PiS doprowadziło jednak do kolejnego smutnego przełomu w historii polskiego wojska. Właściwie do kilku przełomów. Zacznijmy od zupełnie nowego rodzaju sił zbrojnych – Wojsk Obrony Terytorialnej. Sam pomysł powołania oddziałów wspierających wojsko, złożonych z cywili, jest nieobcy europejskiej, czy nawet szerzej – światowej historii. Problem pojawił się dopiero, gdy okazało się, że te nowe siły są po pierwsze – podległe bezpośrednio Antoniemu Macierewiczowi, a po drugie – wyposażone w dużym stopniu lepiej od naszej armii zawodowej. Armia skupiona nie wokół doświadczonego generała, a człowieka, który publicznie nie kryje potężnej odrazy do Rosji i skutecznie unika dobrych dyplomatycznie określeń, aby opisać to potężne państwo, zdecydowanie wywołuje gęsią skórkę.

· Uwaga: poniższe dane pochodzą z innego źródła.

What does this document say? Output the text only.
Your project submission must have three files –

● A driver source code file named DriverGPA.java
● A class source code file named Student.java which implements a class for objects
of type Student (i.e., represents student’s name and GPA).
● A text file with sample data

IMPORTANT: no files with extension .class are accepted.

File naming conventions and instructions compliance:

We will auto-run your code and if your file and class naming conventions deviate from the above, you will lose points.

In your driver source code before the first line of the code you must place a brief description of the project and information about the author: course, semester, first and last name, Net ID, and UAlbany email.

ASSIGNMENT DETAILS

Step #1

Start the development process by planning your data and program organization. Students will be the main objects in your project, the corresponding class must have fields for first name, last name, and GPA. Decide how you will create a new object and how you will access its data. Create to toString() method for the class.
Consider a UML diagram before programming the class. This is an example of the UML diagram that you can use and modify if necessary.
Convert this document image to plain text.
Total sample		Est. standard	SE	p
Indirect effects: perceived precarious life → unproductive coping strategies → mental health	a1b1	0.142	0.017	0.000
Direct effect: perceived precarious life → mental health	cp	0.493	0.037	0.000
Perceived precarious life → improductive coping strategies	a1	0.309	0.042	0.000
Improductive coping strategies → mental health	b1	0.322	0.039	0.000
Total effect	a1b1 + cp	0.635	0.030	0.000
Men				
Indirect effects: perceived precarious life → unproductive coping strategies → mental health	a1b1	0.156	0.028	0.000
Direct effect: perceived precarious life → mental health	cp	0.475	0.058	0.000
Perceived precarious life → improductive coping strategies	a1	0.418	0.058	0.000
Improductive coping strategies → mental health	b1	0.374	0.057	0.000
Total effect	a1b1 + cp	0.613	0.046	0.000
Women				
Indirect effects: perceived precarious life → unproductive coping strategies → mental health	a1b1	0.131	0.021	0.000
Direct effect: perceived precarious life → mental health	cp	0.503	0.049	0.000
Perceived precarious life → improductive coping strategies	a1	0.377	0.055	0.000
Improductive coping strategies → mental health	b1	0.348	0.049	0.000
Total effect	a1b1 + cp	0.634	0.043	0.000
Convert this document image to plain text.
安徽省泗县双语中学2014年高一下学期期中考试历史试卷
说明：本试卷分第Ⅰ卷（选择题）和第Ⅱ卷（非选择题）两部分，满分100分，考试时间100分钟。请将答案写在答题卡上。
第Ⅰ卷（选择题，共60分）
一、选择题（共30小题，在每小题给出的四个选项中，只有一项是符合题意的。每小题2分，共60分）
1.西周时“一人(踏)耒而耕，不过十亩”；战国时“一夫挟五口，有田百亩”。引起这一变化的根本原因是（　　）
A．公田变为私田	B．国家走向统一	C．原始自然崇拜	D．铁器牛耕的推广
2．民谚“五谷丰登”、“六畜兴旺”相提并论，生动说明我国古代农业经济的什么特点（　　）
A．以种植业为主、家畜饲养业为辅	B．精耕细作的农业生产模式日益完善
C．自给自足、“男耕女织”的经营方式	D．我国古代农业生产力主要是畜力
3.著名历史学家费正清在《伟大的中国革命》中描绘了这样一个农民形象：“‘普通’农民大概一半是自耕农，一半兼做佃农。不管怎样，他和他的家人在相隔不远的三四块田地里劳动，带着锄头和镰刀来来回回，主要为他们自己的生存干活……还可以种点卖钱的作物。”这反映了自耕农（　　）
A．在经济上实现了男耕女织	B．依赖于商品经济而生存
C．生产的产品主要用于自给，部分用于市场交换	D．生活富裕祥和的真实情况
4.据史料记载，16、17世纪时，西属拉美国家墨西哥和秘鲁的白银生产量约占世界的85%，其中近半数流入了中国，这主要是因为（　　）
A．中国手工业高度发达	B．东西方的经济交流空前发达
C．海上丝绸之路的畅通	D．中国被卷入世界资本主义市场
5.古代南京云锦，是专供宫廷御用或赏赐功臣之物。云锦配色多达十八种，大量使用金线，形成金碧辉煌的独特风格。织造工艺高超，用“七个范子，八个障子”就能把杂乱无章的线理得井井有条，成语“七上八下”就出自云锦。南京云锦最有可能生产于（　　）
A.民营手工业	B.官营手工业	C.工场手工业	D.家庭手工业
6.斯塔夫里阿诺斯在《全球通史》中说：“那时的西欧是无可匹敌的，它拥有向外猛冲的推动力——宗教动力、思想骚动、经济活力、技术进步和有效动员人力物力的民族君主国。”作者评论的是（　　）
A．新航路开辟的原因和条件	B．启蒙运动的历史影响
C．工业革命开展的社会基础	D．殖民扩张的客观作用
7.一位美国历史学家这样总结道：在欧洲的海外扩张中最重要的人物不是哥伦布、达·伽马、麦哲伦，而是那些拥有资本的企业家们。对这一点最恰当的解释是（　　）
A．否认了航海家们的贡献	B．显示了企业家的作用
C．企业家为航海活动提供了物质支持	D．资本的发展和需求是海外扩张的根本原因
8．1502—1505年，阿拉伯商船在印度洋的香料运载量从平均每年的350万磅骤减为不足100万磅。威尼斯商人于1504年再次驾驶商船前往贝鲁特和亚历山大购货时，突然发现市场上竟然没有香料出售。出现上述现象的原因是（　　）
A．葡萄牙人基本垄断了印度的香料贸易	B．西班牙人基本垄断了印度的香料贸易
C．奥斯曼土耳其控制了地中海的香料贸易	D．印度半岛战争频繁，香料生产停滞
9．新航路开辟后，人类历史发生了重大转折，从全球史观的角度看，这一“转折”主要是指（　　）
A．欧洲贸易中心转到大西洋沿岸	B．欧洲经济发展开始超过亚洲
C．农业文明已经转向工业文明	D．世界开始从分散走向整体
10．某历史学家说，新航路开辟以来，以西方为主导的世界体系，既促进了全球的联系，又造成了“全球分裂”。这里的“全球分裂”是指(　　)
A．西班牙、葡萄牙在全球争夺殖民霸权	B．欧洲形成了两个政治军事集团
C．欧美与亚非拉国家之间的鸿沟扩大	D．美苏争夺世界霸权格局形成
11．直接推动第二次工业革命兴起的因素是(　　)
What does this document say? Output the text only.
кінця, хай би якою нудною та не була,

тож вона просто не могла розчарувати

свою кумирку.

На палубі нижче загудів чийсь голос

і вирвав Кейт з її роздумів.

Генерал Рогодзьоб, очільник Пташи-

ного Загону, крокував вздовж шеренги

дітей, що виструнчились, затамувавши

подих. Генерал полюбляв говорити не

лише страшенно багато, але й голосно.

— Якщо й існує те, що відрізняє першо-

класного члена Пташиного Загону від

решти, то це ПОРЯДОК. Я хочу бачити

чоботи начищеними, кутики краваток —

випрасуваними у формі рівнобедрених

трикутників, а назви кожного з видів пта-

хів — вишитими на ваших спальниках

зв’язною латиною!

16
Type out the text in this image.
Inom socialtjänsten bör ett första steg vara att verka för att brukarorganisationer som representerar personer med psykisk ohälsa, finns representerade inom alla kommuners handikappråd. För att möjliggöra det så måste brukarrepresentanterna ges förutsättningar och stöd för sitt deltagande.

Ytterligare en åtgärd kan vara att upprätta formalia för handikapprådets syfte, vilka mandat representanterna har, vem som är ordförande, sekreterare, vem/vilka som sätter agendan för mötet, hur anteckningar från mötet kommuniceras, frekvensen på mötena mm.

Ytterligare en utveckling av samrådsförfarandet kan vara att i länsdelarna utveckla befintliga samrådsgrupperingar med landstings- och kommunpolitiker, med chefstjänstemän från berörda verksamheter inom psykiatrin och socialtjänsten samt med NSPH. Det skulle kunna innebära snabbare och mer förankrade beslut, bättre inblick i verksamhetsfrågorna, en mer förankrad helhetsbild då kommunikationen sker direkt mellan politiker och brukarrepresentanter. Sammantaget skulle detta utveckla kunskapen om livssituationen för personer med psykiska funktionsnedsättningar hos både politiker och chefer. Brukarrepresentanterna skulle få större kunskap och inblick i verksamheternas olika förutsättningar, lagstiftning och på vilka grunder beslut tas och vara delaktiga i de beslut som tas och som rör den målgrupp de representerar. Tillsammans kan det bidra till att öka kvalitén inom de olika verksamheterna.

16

Innym przełomem, na jaki odważył się nasz aktualny rząd, jest zmiana myślenia. Zamiast myśleć całościowo o armii, zaczęto myśleć jednostkowo o żołnierzach. Ponownie, wydać nam się może, że przybranie w tej kwestii nowej perspektywy również może być dobrym rozwiązaniem. Oczywiście. Kłamstwem byłoby mówienie, że wszystko co zrobił PiS w armii, jest złe. Przecież w czasie rządów Platformy wielką udręką było żegnanie co roku wielu tysięcy starszych szeregowych, którzy po odsłużonych piętnastu latach bez awansu musieli polskie wojsko opuścić. Wielu z nich było przecież wciąż jeszcze zdolnych do pracy, gdy licznik służby wybijał piętnasty rok. Znosząc ten przepis PiS wzmocnił mocno korpus szeregowych. Nie ma jednak co wierzyć, że był to krok poczyniony w wyniku zmartwienia losem polskich szeregowych. Był to raczej krok poczyniony w wyniku zmartwienia poparciem PiS-u wśród wojskowego środowiska. Jak przekonać do głosowania na siebie, gdy głównym symbolem rządów wydaje się całkowity brak ekspertów? No właśnie, kupując te głosy. Skąd ta odważna teza? Przede wszystkim stąd, że z największym problemem polskiej armii, jakim jest papierologia, nie zrobiono nic. Paweł Szramka, kiedyś szeregowy, dziś Poseł na Sejm RP, w jednym z wywiadów wspominał, jak żartował z kolegami żołnierzami, że walczyć z wrogiem będą stawiając mur z dokumentów. Bo dokument to jedyna rzecz, której obecnie w wojsku nie brakuje. Wobec tego myślenie o systemowej zmianie w wojsku i skutecznym ograniczaniu przerośniętej biurokracji PiS zastąpiło zwykłym populizmem. Bardziej w końcu opłacało im się wydać potężne pieniądze na koncert „murem za polskim mundurem”, niż zainwestować je w wyposażenie, które temu mundurowemu na granicy może się przydać.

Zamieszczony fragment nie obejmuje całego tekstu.